National Co-Chair of the Socialist Party USA
- In office October 10, 2009 – October 26, 2013 Serving with See list Andrea Pason (2009-2011) Stephanie Cholensky (2011-2013);
- Preceded by: Jerry Levy
- Succeeded by: Mimi Soltysik

Personal details
- Born: May 5, 1969 (age 56) Pelham Bay, The Bronx, New York City, United States
- Party: Unaffiliated
- Other political affiliations: Socialist
- Occupation: Adult educator, political writer, activist

= Billy Wharton =

American democratic socialist activist and former co-chair of the Socialist Party USA

Billy Wharton (born May 5, 1969) is an adult educator, American democratic socialist activist and former co-chair of the Socialist Party USA. Wharton is best known for his March 15, 2009 article entitled "Obama's No Socialist. I Should Know." In it, he sought to debunk right-wing commentators who claimed that President Barack Obama was a secret socialist. Wharton wrote: "The funny thing is, of course, that socialists know that Barack Obama is not one of us. Not only is he not a socialist, he may in fact not even be a liberal.
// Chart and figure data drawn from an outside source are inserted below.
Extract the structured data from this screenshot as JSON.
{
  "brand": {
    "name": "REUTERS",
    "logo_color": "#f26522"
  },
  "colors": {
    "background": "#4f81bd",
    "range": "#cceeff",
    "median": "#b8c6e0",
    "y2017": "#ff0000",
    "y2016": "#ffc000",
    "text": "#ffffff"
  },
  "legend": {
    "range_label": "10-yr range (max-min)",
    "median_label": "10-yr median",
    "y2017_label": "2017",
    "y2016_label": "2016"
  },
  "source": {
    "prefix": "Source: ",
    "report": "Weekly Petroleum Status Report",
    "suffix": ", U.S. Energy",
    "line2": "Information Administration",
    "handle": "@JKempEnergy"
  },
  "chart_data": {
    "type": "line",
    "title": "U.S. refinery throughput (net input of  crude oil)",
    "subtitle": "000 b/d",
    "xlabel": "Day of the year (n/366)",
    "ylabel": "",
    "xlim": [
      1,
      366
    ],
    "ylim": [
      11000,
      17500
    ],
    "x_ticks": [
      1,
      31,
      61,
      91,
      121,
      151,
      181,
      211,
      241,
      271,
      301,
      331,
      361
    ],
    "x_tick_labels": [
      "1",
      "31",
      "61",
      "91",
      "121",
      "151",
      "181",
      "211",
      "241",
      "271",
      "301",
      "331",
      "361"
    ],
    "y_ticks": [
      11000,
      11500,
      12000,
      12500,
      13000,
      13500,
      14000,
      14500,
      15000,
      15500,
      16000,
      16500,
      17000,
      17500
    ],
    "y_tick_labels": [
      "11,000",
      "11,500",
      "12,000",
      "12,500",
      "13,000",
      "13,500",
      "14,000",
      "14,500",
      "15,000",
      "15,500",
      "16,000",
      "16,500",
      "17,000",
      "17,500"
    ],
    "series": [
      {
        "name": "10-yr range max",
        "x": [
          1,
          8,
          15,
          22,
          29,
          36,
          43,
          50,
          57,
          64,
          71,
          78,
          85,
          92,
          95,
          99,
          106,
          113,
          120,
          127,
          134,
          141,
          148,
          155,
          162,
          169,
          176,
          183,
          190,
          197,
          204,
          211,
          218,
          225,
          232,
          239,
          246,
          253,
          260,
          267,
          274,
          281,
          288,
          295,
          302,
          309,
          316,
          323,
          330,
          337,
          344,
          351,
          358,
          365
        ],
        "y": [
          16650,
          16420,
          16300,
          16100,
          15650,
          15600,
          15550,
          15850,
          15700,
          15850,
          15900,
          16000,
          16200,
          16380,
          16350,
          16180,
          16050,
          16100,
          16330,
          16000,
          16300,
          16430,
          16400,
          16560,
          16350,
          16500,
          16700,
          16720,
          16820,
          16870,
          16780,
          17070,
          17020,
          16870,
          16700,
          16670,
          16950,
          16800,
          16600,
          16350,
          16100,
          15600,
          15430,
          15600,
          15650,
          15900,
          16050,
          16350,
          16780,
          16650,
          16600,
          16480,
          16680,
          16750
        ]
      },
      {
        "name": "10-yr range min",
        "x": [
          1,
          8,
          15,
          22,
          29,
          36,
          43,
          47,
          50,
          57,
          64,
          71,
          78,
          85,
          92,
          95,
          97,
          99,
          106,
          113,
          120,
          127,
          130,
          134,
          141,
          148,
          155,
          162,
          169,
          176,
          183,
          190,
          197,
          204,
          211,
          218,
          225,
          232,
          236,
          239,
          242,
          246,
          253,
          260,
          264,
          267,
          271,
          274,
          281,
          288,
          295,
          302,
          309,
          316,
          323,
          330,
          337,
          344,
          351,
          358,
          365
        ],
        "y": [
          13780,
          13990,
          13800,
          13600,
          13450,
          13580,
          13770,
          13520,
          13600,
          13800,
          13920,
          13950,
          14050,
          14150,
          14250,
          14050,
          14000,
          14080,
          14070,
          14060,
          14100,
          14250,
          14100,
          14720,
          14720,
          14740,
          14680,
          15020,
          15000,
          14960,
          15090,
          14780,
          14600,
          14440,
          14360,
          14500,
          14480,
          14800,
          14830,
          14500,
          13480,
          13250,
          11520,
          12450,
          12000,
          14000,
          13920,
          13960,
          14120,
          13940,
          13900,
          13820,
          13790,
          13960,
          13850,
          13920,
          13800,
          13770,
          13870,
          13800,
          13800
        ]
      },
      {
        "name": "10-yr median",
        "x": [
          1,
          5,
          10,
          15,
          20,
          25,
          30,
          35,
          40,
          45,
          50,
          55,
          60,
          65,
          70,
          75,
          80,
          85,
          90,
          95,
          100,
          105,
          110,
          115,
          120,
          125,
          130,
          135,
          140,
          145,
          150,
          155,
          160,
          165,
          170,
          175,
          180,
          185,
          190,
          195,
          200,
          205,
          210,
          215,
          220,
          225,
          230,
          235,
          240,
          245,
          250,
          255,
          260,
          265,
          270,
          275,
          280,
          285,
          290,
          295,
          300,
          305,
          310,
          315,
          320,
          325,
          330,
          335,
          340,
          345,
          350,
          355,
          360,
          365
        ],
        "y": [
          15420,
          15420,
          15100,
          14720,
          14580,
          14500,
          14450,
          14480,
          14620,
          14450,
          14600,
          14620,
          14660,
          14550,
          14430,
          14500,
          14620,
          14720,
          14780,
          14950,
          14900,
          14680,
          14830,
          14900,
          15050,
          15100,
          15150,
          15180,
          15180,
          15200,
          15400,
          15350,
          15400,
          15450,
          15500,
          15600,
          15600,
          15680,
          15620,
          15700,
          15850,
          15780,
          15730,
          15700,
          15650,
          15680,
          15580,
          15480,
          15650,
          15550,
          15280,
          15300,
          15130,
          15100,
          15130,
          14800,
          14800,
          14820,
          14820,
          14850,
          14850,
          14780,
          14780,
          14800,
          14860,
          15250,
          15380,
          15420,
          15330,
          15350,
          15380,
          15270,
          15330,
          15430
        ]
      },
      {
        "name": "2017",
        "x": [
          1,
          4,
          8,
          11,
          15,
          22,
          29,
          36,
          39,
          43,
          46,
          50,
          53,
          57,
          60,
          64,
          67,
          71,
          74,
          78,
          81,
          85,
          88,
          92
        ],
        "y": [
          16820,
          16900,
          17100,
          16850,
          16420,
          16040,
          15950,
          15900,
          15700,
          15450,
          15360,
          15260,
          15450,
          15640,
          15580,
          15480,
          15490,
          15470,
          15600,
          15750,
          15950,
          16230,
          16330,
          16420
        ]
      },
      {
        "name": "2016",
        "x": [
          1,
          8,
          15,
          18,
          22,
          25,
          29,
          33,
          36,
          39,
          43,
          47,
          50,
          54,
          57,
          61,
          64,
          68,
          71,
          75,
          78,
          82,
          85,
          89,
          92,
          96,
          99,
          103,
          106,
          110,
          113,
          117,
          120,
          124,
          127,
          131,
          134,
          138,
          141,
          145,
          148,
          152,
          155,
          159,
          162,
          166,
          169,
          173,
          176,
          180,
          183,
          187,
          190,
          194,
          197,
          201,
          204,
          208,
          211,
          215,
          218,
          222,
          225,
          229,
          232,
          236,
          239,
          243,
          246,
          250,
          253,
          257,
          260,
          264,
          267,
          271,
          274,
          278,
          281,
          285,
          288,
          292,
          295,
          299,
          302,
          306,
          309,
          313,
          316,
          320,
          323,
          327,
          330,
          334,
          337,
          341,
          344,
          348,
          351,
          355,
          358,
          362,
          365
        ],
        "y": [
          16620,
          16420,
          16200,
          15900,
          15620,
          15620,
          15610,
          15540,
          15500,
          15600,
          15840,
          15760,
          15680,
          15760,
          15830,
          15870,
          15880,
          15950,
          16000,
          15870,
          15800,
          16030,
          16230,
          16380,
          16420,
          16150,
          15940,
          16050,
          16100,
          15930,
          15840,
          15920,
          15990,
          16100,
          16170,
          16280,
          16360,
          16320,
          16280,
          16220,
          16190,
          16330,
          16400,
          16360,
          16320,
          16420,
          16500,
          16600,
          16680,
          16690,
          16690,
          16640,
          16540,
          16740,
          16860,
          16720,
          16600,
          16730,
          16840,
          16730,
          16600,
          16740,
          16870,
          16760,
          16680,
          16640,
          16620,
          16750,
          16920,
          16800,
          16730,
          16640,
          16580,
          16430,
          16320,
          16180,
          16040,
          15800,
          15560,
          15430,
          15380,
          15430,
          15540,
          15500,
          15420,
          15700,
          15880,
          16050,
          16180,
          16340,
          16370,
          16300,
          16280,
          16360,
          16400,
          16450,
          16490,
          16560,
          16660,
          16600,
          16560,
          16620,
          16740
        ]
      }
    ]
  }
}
Socialists understand him more as a hedge-fund Democrat."

The article led to increased media attention that resulted in multiple appearances on Fox Business News and a series of radio interviews including a segment on the CBC. Since then, Wharton's articles have consistently been published in on-line left-wing publications such as "Counterpunch," the "MRZine," "Dissident Voice," "In These Times," "Counter Currents" and "The Indypendent."